Today, almost everyone who reads or listens to financial media has been made aware that the yield curve for U.S. Treasury bonds is either flat or modestly inverted. As a quick reminder to readers, a flat yield curve is where short term interest rates barely differ from long term interest rates, whereas an inverted yield curve is one where short term interest rate are higher than long term interest rates. Both flat and inverted yield curves are considered abnormal as investors usually require higher rates of return for investing money over longer periods of time.
Market commentators wonder out loud how this could adversely affect stock prices, while some economists blindly use the yield curve factor as a predictor of a future recession. I look at things differently. To me, the yield curve simply signals that monetary policy in the U.S. (the Fed Funds Overnight Interest Rate) is too tight (too high) for our predicted economic trajectory. This leads me to conclude that in order to put things back into balance, the Fed will need to lower their target rate, which in turn will likely normalize the shape of the yield curve if done both decisively and aggressively.
Over the past few months, I have expressed mostly optimism regarding equity prices. The main reason being increased monetary stimulus from the Fed, as well as the other major central banks. My personal view on the economy is that we have clearly been slowing down, but not so much that we are likely entering a recession. Of course, should the Fed stay too far behind the curve for too long, the probability of a recession increases. My base case outlook is for lower economic growth, persistently lower than expected inflation, accompanied by lower bond yields and higher stock prices.

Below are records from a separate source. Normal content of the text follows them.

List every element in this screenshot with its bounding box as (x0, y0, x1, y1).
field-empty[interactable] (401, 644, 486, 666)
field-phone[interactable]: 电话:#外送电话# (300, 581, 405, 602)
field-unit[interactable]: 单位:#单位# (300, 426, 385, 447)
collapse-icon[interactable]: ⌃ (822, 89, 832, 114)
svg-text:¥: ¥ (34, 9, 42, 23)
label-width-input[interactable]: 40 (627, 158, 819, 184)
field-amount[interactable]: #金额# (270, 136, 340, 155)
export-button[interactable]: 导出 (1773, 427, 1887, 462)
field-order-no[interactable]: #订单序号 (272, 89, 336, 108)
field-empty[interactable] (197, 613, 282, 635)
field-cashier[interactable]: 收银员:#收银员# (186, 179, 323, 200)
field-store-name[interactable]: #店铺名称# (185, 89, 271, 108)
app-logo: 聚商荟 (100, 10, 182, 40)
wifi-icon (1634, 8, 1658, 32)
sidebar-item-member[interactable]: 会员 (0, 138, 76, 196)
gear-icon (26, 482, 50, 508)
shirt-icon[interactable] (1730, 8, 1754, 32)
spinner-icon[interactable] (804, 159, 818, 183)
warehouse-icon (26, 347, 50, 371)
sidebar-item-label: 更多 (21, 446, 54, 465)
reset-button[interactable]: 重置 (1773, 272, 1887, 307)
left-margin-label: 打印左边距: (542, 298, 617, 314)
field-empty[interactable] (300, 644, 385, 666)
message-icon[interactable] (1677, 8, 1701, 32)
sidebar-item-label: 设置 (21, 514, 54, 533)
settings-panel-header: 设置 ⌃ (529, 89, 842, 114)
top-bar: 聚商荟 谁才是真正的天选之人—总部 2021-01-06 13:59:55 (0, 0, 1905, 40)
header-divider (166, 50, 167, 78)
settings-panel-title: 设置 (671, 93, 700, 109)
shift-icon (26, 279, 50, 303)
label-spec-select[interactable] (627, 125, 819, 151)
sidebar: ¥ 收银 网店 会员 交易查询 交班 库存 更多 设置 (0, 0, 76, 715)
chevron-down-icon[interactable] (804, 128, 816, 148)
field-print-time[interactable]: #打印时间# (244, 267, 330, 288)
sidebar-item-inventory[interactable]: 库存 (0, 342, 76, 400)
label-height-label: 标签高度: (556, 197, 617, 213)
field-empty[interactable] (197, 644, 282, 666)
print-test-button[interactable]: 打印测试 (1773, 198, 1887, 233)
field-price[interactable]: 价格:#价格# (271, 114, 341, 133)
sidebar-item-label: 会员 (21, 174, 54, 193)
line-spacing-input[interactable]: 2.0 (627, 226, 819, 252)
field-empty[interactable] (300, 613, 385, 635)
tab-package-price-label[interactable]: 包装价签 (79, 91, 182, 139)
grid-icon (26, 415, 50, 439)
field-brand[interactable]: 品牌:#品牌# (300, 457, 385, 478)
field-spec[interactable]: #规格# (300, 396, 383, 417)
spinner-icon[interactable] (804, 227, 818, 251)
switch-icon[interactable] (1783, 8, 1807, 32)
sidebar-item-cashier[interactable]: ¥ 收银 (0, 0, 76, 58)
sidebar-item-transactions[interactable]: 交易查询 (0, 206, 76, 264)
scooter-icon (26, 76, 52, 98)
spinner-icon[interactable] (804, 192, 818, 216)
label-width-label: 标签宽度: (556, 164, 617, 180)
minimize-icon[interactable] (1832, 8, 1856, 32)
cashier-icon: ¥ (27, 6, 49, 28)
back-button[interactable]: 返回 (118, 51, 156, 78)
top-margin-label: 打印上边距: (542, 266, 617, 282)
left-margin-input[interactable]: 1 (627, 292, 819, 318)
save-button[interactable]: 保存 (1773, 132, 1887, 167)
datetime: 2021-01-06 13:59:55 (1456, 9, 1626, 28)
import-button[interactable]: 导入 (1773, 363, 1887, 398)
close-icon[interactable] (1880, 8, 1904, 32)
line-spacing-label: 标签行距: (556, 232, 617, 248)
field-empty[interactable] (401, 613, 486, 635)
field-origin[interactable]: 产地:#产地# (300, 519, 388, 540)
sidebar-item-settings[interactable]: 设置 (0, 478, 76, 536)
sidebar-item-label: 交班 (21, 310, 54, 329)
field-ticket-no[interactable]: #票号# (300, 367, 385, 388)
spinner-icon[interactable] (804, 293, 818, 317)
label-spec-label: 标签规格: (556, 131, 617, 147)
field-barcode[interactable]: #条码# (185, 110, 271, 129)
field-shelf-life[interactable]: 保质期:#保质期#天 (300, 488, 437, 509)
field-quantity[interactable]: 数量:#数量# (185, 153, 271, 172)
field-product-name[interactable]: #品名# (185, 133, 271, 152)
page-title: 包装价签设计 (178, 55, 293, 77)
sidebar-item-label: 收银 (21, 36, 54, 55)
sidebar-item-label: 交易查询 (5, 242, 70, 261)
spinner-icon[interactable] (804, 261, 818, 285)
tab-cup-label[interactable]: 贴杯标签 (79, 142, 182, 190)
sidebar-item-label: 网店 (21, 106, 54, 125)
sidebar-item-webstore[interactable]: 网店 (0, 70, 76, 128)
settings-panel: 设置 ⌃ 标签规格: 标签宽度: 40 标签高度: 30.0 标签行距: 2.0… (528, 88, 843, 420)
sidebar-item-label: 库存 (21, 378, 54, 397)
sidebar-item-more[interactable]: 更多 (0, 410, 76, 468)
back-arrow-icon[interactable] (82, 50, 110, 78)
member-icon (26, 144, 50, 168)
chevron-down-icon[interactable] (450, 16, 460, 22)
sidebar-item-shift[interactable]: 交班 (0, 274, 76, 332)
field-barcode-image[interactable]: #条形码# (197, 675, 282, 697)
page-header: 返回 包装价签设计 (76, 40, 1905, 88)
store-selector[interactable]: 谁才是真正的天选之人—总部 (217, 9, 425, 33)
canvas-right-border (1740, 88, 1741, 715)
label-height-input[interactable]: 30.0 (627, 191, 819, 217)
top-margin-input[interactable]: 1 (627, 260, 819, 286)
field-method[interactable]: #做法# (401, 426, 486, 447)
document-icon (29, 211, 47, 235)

Fear mongering garners attention in the media, sells newsletters and usually sounds smart as it tends to appear critical compared to naive sheep blindly following the herd. But maybe we have it backwards? Maybe human beings are hardwired to avoid danger and so we see the potential for future hazards (both real and imagined) behind every rock. For me, it is usually not easy remaining optimistic on markets or many other things in life for that matter. It’s a frequent internal fight which I consistently work to overcome. I am guessing I am not alone here.
For those, like myself who need a little nudge in the direction of optimism, I have compiled a short list of reasons why the U.S. stock market could continue to rise. I am actively considering the below factors into my broad analysis among others.
· The Fed through easier monetary policy is actively trying to support growth.
· President Trump, who is seeking re-election is also doing all he can to promote growth.
· Fiscal policy is expanding – The annual U.S. budget deficit is expected to be over $1 trillion.
· Nominal rates in the U.S. are around 1.5-2.0% while inflation is also around 1.5-2.0% and unlikely to deviate much. Therefore, real yields are at 0%.
· Interest rates are at historic lows which means capital allocation decisions based on low hurdle rates are in favor of risk takers.
· People in the U.S. are employed with steady to rising wages.
· According to Cumberland Advisors, the projected P/E ratio for U.S. stocks in 2020 which assumes a 6.5% gain in earnings per share from 2019, trades around 16.4 times earnings, which is very close to the 50 year average.
· Inverted Yield Curve – According the blog “Market Ear,” the U.S. stock market rises 75% of the time by an average of 8% over the subsequent six months once the 2yr vs 10yr yield curve inverts. (yes, I know not enough data points)
· The gap between the dividend yield on global equities and 10 year bond yields has now increased to 1%. So, not only is there inherent and unlimited potential upside in stock prices relative to bonds, but also the annual dividend payout for owning stocks makes them a viable alternative.
· Sentiment is negative – According to BNP Paribas Exane, U.S, equity funds have seen $150bln of outflows over the last six months – bull markets usually start, not end when sentiment is this depressed.
Update – Over the past week or so we have seen a significant back-up in yields after a monster bond market rally throughout July and August. I mostly view this as a healthy short term correction and have a hard time fundamentally making the case for persistently higher yields from here. Keep in mind on an unhedged currency basis, U.S. interest rates are significantly higher when compared to the rest of the developed world. According to NatWest Markets, Japan who knows their way around both zero and negative interest rates has recently been a large buyer of U.S. paper. Japan is one of the largest and most active investors in the U.S. bond market and produces demand from both the public and private sectors. From my experience, if Japan has wood to chop, they keep on chopping.